Grace Janosik, GSB ’21, is a vegan and suggested the Impossible Sliders from White Castle (right across from Bathgate on East Fordham Road), although she said for the most part she eats hummus or falafel from Ram’s and Best Deli.

“I’ll get a vegan sandwich with falafel or like a bagel with hummus. Or I’ll go to Chipotle and get the tofu option,” said Janosik. “I’m definitely satisfied with these options, but it would be good to have more variety so I don’t eat the same things all the time. Also, I think we are lacking in vegan desserts in the area, whereas downtown there are a lot of vegan bakeries.”

Pugsley’s can also be made vegan if one gets garlic knots sans butter and cheese, and marinara for dipping sauce. For vegetarians who want to order from the delis, an egg and cheese is also a less expensive option.

Carsyn Fisher, FCRH ’21, said she took a picture of all the pescetarian options on the menu at Ram’s Deli over the summer. There are about eight items on her list besides the different takes on an egg and cheese.

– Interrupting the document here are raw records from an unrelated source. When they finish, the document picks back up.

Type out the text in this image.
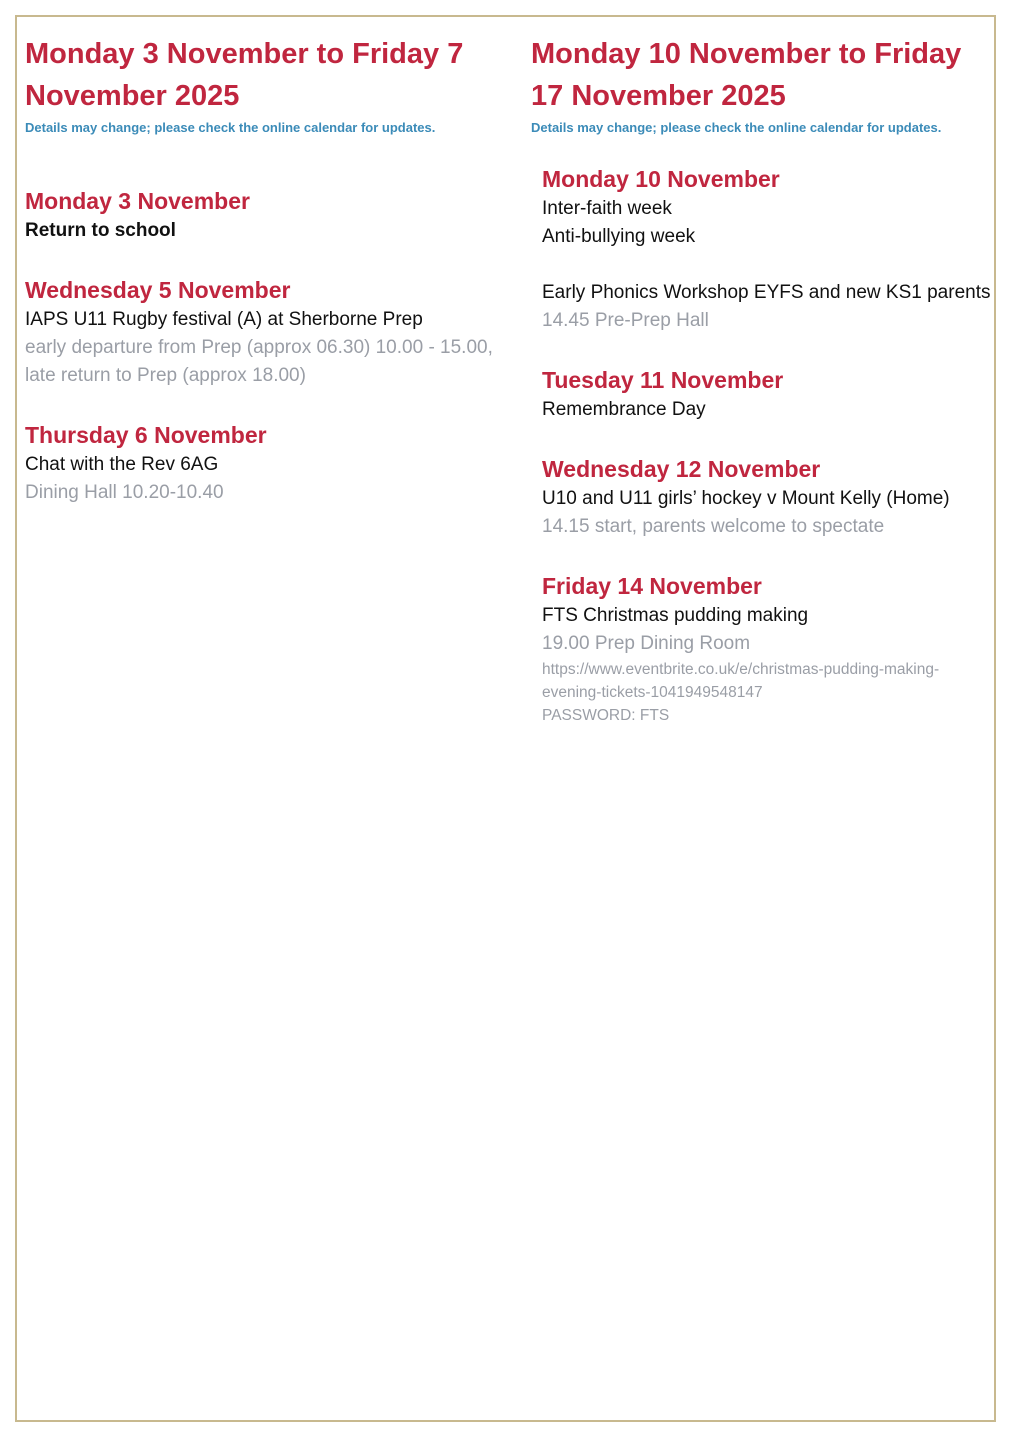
Monday 3 November to Friday 7 November 2025

Details may change; please check the online calendar for updates.

Monday 3 November

Return to school

Wednesday 5 November

IAPS U11 Rugby festival (A) at Sherborne Prep

early departure from Prep (approx 06.30) 10.00 - 15.00, late return to Prep (approx 18.00)

Thursday 6 November

Chat with the Rev 6AG

Dining Hall 10.20-10.40

Monday 10 November to Friday 17 November 2025

Details may change; please check the online calendar for updates.

Monday 10 November

Inter-faith week

Anti-bullying week

Early Phonics Workshop EYFS and new KS1 parents

14.45 Pre-Prep Hall

Tuesday 11 November

Remembrance Day

Wednesday 12 November

U10 and U11 girls’ hockey v Mount Kelly (Home)

14.15 start, parents welcome to spectate

Friday 14 November

FTS Christmas pudding making

19.00 Prep Dining Room

https://www.eventbrite.co.uk/e/christmas-pudding-making-evening-tickets-1041949548147

PASSWORD: FTS
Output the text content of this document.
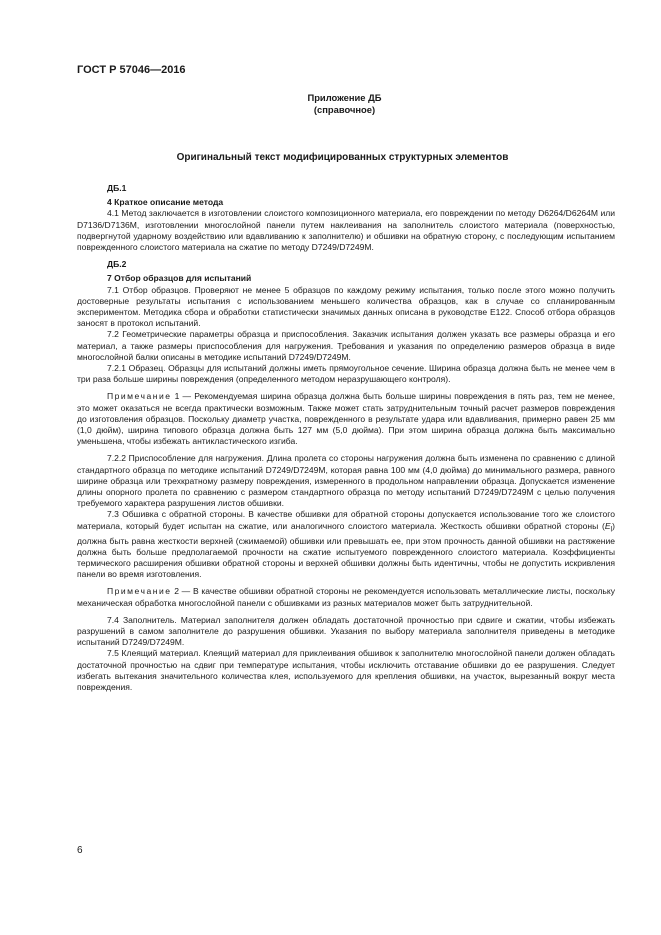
ГОСТ Р 57046—2016
Приложение ДБ
(справочное)
Оригинальный текст модифицированных структурных элементов

ДБ.1

4 Краткое описание метода

4.1 Метод заключается в изготовлении слоистого композиционного материала, его повреждении по методу D6264/D6264M или D7136/D7136M, изготовлении многослойной панели путем наклеивания на заполнитель слоистого материала (поверхностью, подвергнутой ударному воздействию или вдавливанию к заполнителю) и обшивки на обратную сторону, с последующим испытанием поврежденного слоистого материала на сжатие по методу D7249/D7249M.

ДБ.2

7 Отбор образцов для испытаний

7.1 Отбор образцов. Проверяют не менее 5 образцов по каждому режиму испытания, только после этого можно получить достоверные результаты испытания с использованием меньшего количества образцов, как в случае со спланированным экспериментом. Методика сбора и обработки статистически значимых данных описана в руководстве E122. Способ отбора образцов заносят в протокол испытаний.

7.2 Геометрические параметры образца и приспособления. Заказчик испытания должен указать все размеры образца и его материал, а также размеры приспособления для нагружения. Требования и указания по определению размеров образца в виде многослойной балки описаны в методике испытаний D7249/D7249M.

7.2.1 Образец. Образцы для испытаний должны иметь прямоугольное сечение. Ширина образца должна быть не менее чем в три раза больше ширины повреждения (определенного методом неразрушающего контроля).

Примечание 1 — Рекомендуемая ширина образца должна быть больше ширины повреждения в пять раз, тем не менее, это может оказаться не всегда практически возможным. Также может стать затруднительным точный расчет размеров повреждения до изготовления образцов. Поскольку диаметр участка, поврежденного в результате удара или вдавливания, примерно равен 25 мм (1,0 дюйм), ширина типового образца должна быть 127 мм (5,0 дюйма). При этом ширина образца должна быть максимально уменьшена, чтобы избежать антикластического изгиба.

7.2.2 Приспособление для нагружения. Длина пролета со стороны нагружения должна быть изменена по сравнению с длиной стандартного образца по методике испытаний D7249/D7249M, которая равна 100 мм (4,0 дюйма) до минимального размера, равного ширине образца или трехкратному размеру повреждения, измеренного в продольном направлении образца. Допускается изменение длины опорного пролета по сравнению с размером стандартного образца по методу испытаний D7249/D7249M с целью получения требуемого характера разрушения листов обшивки.

7.3 Обшивка с обратной стороны. В качестве обшивки для обратной стороны допускается использование того же слоистого материала, который будет испытан на сжатие, или аналогичного слоистого материала. Жесткость обшивки обратной стороны $(E_l)$ должна быть равна жесткости верхней (сжимаемой) обшивки или превышать ее, при этом прочность данной обшивки на растяжение должна быть больше предполагаемой прочности на сжатие испытуемого поврежденного слоистого материала. Коэффициенты термического расширения обшивки обратной стороны и верхней обшивки должны быть идентичны, чтобы не допустить искривления панели во время изготовления.

Примечание 2 — В качестве обшивки обратной стороны не рекомендуется использовать металлические листы, поскольку механическая обработка многослойной панели с обшивками из разных материалов может быть затруднительной.

7.4 Заполнитель. Материал заполнителя должен обладать достаточной прочностью при сдвиге и сжатии, чтобы избежать разрушений в самом заполнителе до разрушения обшивки. Указания по выбору материала заполнителя приведены в методике испытаний D7249/D7249M.

7.5 Клеящий материал. Клеящий материал для приклеивания обшивок к заполнителю многослойной панели должен обладать достаточной прочностью на сдвиг при температуре испытания, чтобы исключить отставание обшивки до ее разрушения. Следует избегать вытекания значительного количества клея, используемого для крепления обшивки, на участок, вырезанный вокруг места повреждения.

6
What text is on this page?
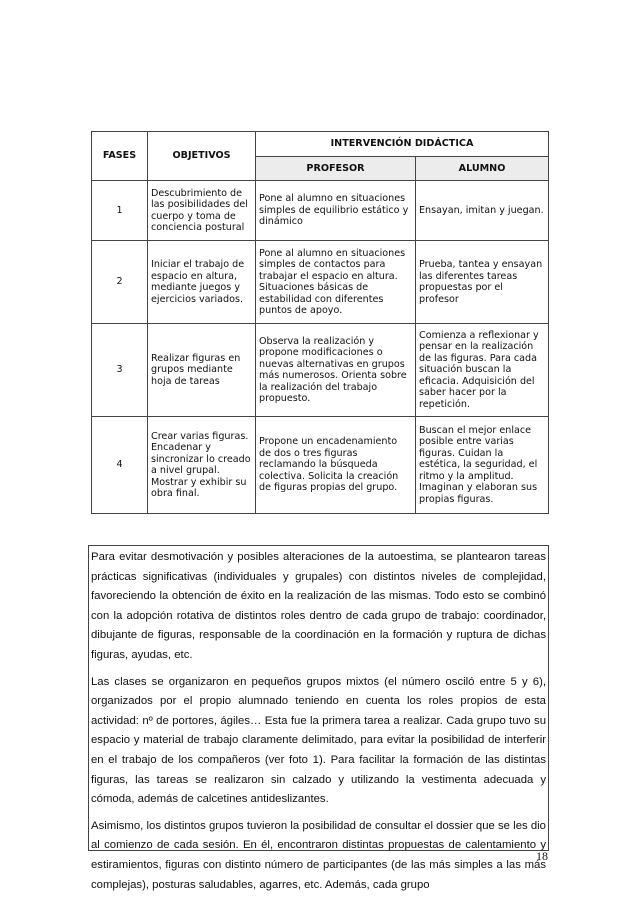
FASES	OBJETIVOS	INTERVENCIÓN DIDÁCTICA	
		PROFESOR	ALUMNO
1	Descubrimiento de las posibilidades del cuerpo y toma de conciencia postural	Pone al alumno en situaciones simples de equilibrio estático y dinámico	Ensayan, imitan y juegan.
2	Iniciar el trabajo de espacio en altura, mediante juegos y ejercicios variados.	Pone al alumno en situaciones simples de contactos para trabajar el espacio en altura. Situaciones básicas de estabilidad con diferentes puntos de apoyo.	Prueba, tantea y ensayan las diferentes tareas propuestas por el profesor
3	Realizar figuras en grupos mediante hoja de tareas	Observa la realización y propone modificaciones o nuevas alternativas en grupos más numerosos. Orienta sobre la realización del trabajo propuesto.	Comienza a reflexionar y pensar en la realización de las figuras. Para cada situación buscan la eficacia. Adquisición del saber hacer por la repetición.
4	Crear varias figuras. Encadenar y sincronizar lo creado a nivel grupal. Mostrar y exhibir su obra final.	Propone un encadenamiento de dos o tres figuras reclamando la búsqueda colectiva. Solicita la creación de figuras propias del grupo.	Buscan el mejor enlace posible entre varias figuras. Cuidan la estética, la seguridad, el ritmo y la amplitud. Imaginan y elaboran sus propias figuras.

Para evitar desmotivación y posibles alteraciones de la autoestima, se plantearon tareas prácticas significativas (individuales y grupales) con distintos niveles de complejidad, favoreciendo la obtención de éxito en la realización de las mismas. Todo esto se combinó con la adopción rotativa de distintos roles dentro de cada grupo de trabajo: coordinador, dibujante de figuras, responsable de la coordinación en la formación y ruptura de dichas figuras, ayudas, etc.

Las clases se organizaron en pequeños grupos mixtos (el número osciló entre 5 y 6), organizados por el propio alumnado teniendo en cuenta los roles propios de esta actividad: nº de portores, ágiles… Esta fue la primera tarea a realizar. Cada grupo tuvo su espacio y material de trabajo claramente delimitado, para evitar la posibilidad de interferir en el trabajo de los compañeros (ver foto 1). Para facilitar la formación de las distintas figuras, las tareas se realizaron sin calzado y utilizando la vestimenta adecuada y cómoda, además de calcetines antideslizantes.

Asimismo, los distintos grupos tuvieron la posibilidad de consultar el dossier que se les dio al comienzo de cada sesión. En él, encontraron distintas propuestas de calentamiento y estiramientos, figuras con distinto número de participantes (de las más simples a las más complejas), posturas saludables, agarres, etc. Además, cada grupo

18
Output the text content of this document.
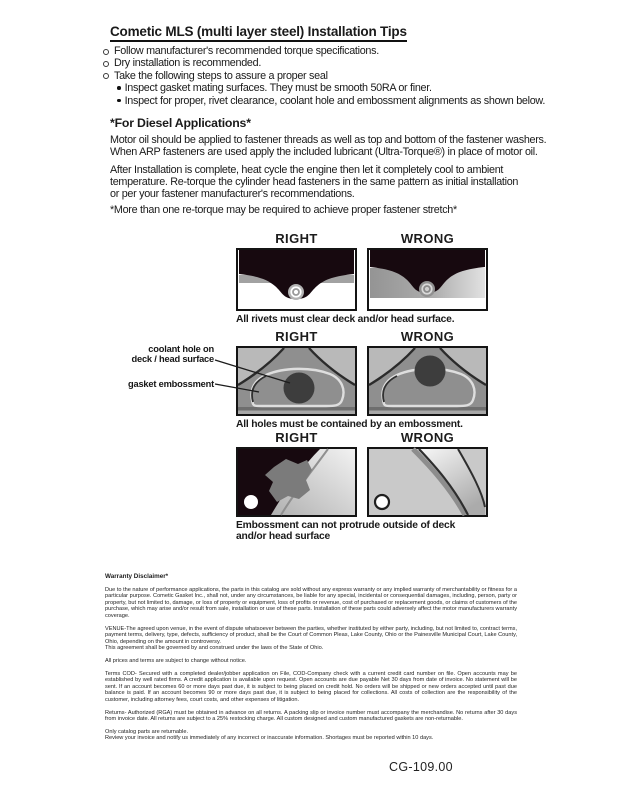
Cometic MLS (multi layer steel) Installation Tips
Follow manufacturer's recommended torque specifications.
Dry installation is recommended.
Take the following steps to assure a proper seal
Inspect gasket mating surfaces. They must be smooth 50RA or finer.
Inspect for proper, rivet clearance, coolant hole and embossment alignments as shown below.
*For Diesel Applications*
Motor oil should be applied to fastener threads as well as top and bottom of the fastener washers.
When ARP fasteners are used apply the included lubricant (Ultra-Torque®) in place of motor oil.
After Installation is complete, heat cycle the engine then let it completely cool to ambient
temperature. Re-torque the cylinder head fasteners in the same pattern as initial installation
or per your fastener manufacturer's recommendations.
*More than one re-torque may be required to achieve proper fastener stretch*
RIGHT	WRONG
All rivets must clear deck and/or head surface.
coolant hole on
deck / head surface
gasket embossment
RIGHT	WRONG
All holes must be contained by an embossment.
RIGHT	WRONG
Embossment can not protrude outside of deck
and/or head surface

Warranty Disclaimer*

Due to the nature of performance applications, the parts in this catalog are sold without any express warranty or any implied warranty of merchantability or fitness for a particular purpose. Cometic Gasket Inc., shall not, under any circumstances, be liable for any special, incidental or consequential damages, including, person, party or property, but not limited to, damage, or loss of property or equipment, loss of profits or revenue, cost of purchased or replacement goods, or claims of customers of the purchase, which may arise and/or result from sale, installation or use of these parts. Installation of these parts could adversely affect the motor manufacturers warranty coverage.

VENUE-The agreed upon venue, in the event of dispute whatsoever between the parties, whether instituted by either party, including, but not limited to, contract terms, payment terms, delivery, type, defects, sufficiency of product, shall be the Court of Common Pleas, Lake County, Ohio or the Painesville Municipal Court, Lake County, Ohio, depending on the amount in controversy.

This agreement shall be governed by and construed under the laws of the State of Ohio.

All prices and terms are subject to change without notice.

Terms COD- Secured with a completed dealer/jobber application on File, COD-Company check with a current credit card number on file. Open accounts may be established by well rated firms. A credit application is available upon request. Open accounts are due payable Net 30 days from date of invoice. No statement will be sent. If an account becomes 60 or more days past due, it is subject to being placed on credit hold. No orders will be shipped or new orders accepted until past due balance is paid. If an account becomes 90 or more days past due, it is subject to being placed for collections. All costs of collection are the responsibility of the customer, including attorney fees, court costs, and other expenses of litigation.

Returns- Authorized (RGA) must be obtained in advance on all returns. A packing slip or invoice number must accompany the merchandise. No returns after 30 days from invoice date. All returns are subject to a 25% restocking charge. All custom designed and custom manufactured gaskets are non-returnable.

Only catalog parts are returnable.

Review your invoice and notify us immediately of any incorrect or inaccurate information. Shortages must be reported within 10 days.

CG-109.00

As a pescetarian, Fisher has slightly more options than a vegetarian or vegan.

Only about half of the pescetarian menu items at Ram’s are vegetarian, and none are vegan without a change or substitution. So far, Fischer recommends the Fizzy Lizzy and Nobil Wrap.

Many of Fordham’s vegetarians and vegans said they make the majority of their food in their on- and off-campus apartments. Fisher estimated she makes 95% of what she eats and gets most of the rest at on-campus events that serve food.

Some Fordham students, however, want to be plant-based but either do not want to or do not feel they could cook for themselves. Sarah Kowaleski, FCRH ’21, has been trying to eat less meat but is hesitant to be fully vegetarian because she does not like to cook and does not have the time. As an environmental science major, Kowalski said she recognizes the environmental impact of eating meat.

“Maybe if I had more plant-based options I could go totally vegetarian,” said Kowaleski. “I tried the Beyond Burger last year at Urban, but I didn’t like it, so I was hesitant to try the new Dunkin option. I’ve heard it’s good, though, and I’ve been eating at Healthy Fresh a lot recently and they have vegetarian stuff.”

Anita Gitta, FCRH ’21, is on the executive board for Students for Environmental Awareness and Justice (SEAJ). She said she is happy plant-based options are becoming more accessible and affordable.

“It’s great that plant-based options are popping up at fast food locations,” said Gitta. “Having the option available at an affordable price erases the idea that plant-based diets are only for people with high income. My hope is that as more people start embracing plant-based foods, the conversation of where our food comes from will become more mainstream, and thus restaurants will increase plant-based options and support local sustainable agriculture.”